The EBM has the following advantages:-
- Less tool wear since no physical contact between tool & work-piece
- Better surface finish
- High drilling rate which is up to 4000 hole per second
- Very closed dimensional tolerances can be achieved.
- High dimensional accuracy obtained.
- Hard and brittle material can be machined.
- It is best suited for the machining of small parts.
- Possible of machining of electrical conducting materials.
- Less heat affected zone.
- It can drill different shape & size holes.
- Less operating cost.
The EBM has the following disadvantages:-
- It has less material removal rate.
- When an electron beam falls on a work-piece, it produces hazardous x-rays. Hence, high skilled operator required.

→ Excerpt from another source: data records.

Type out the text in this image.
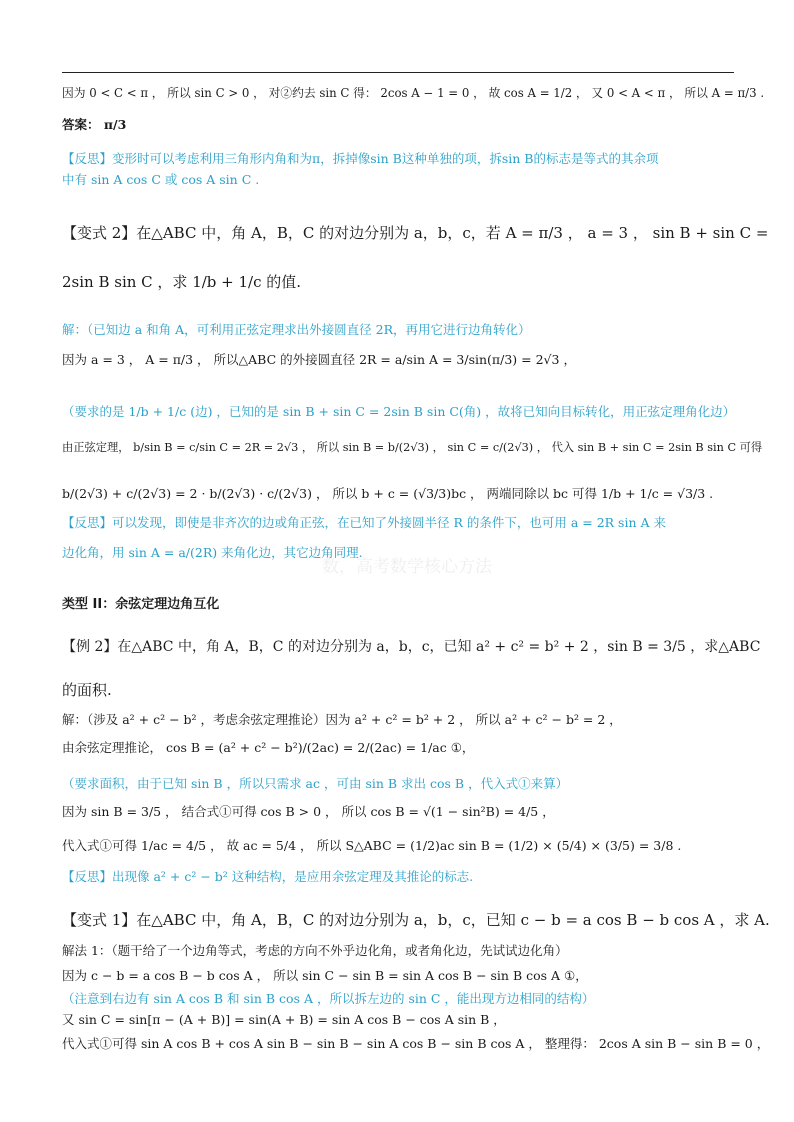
因为 0 < C < π ， 所以 sin C > 0 ， 对②约去 sin C 得： 2cos A − 1 = 0 ， 故 cos A = 1/2 ， 又 0 < A < π ， 所以 A = π/3 .
答案： π/3
【反思】变形时可以考虑利用三角形内角和为π，拆掉像sin B这种单独的项，拆sin B的标志是等式的其余项
中有 sin A cos C 或 cos A sin C .
【变式 2】在△ABC 中，角 A，B，C 的对边分别为 a，b，c，若 A = π/3 ， a = 3 ， sin B + sin C =
2sin B sin C ，求 1/b + 1/c 的值.
解：（已知边 a 和角 A，可利用正弦定理求出外接圆直径 2R，再用它进行边角转化）
因为 a = 3 ， A = π/3 ， 所以△ABC 的外接圆直径 2R = a/sin A = 3/sin(π/3) = 2√3 ，
（要求的是 1/b + 1/c (边) ，已知的是 sin B + sin C = 2sin B sin C(角) ，故将已知向目标转化，用正弦定理角化边）
由正弦定理， b/sin B = c/sin C = 2R = 2√3 ， 所以 sin B = b/(2√3) ， sin C = c/(2√3) ， 代入 sin B + sin C = 2sin B sin C 可得
b/(2√3) + c/(2√3) = 2 · b/(2√3) · c/(2√3) ， 所以 b + c = (√3/3)bc ， 两端同除以 bc 可得 1/b + 1/c = √3/3 .
【反思】可以发现，即使是非齐次的边或角正弦，在已知了外接圆半径 R 的条件下，也可用 a = 2R sin A 来
边化角，用 sin A = a/(2R) 来角化边，其它边角同理.
数，高考数学核心方法
类型 II：余弦定理边角互化
【例 2】在△ABC 中，角 A，B，C 的对边分别为 a，b，c，已知 a² + c² = b² + 2 ，sin B = 3/5 ，求△ABC
的面积.
解：（涉及 a² + c² − b² ，考虑余弦定理推论）因为 a² + c² = b² + 2 ， 所以 a² + c² − b² = 2 ，
由余弦定理推论， cos B = (a² + c² − b²)/(2ac) = 2/(2ac) = 1/ac ①，
（要求面积，由于已知 sin B ，所以只需求 ac ，可由 sin B 求出 cos B ，代入式①来算）
因为 sin B = 3/5 ， 结合式①可得 cos B > 0 ， 所以 cos B = √(1 − sin²B) = 4/5 ，
代入式①可得 1/ac = 4/5 ， 故 ac = 5/4 ， 所以 S△ABC = (1/2)ac sin B = (1/2) × (5/4) × (3/5) = 3/8 .
【反思】出现像 a² + c² − b² 这种结构，是应用余弦定理及其推论的标志.
【变式 1】在△ABC 中，角 A，B，C 的对边分别为 a，b，c，已知 c − b = a cos B − b cos A ，求 A.
解法 1：（题干给了一个边角等式，考虑的方向不外乎边化角，或者角化边，先试试边化角）
因为 c − b = a cos B − b cos A ， 所以 sin C − sin B = sin A cos B − sin B cos A ①，
（注意到右边有 sin A cos B 和 sin B cos A ，所以拆左边的 sin C ，能出现方边相同的结构）
又 sin C = sin[π − (A + B)] = sin(A + B) = sin A cos B − cos A sin B ，
代入式①可得 sin A cos B + cos A sin B − sin B − sin A cos B − sin B cos A ， 整理得： 2cos A sin B − sin B = 0 ，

- It has limited machining thickness of 10 mm.
- Costly equipment’s required.
- EBM is required to be carried out in vacuum chamber.
- Power consumption is high.
Electron beam machining applications:
It has the following applications:-
- In drilling multiple hole at one time.
- In automobile industries for machining smaller parts.
- For the drilling of non-circular holes on workpiece.
- In drilling small size holes in aerospace industry.
What is the mechanism of material removal in electron beam machining?
In EBM, when the high velocity electrons hit the workpiece surface, the kinetic energy of the electron gets converted into the heat energy that vaporizes the metal from the workpiece.
Why EBM is carried out in vacuum?
If electrons come in contact with particles in atmospheric air, then electrons will lose their energy. Hence, the EBM process is carried in vacuum.
What does EBM stand for?
EBM stands for Electron Beam Machining.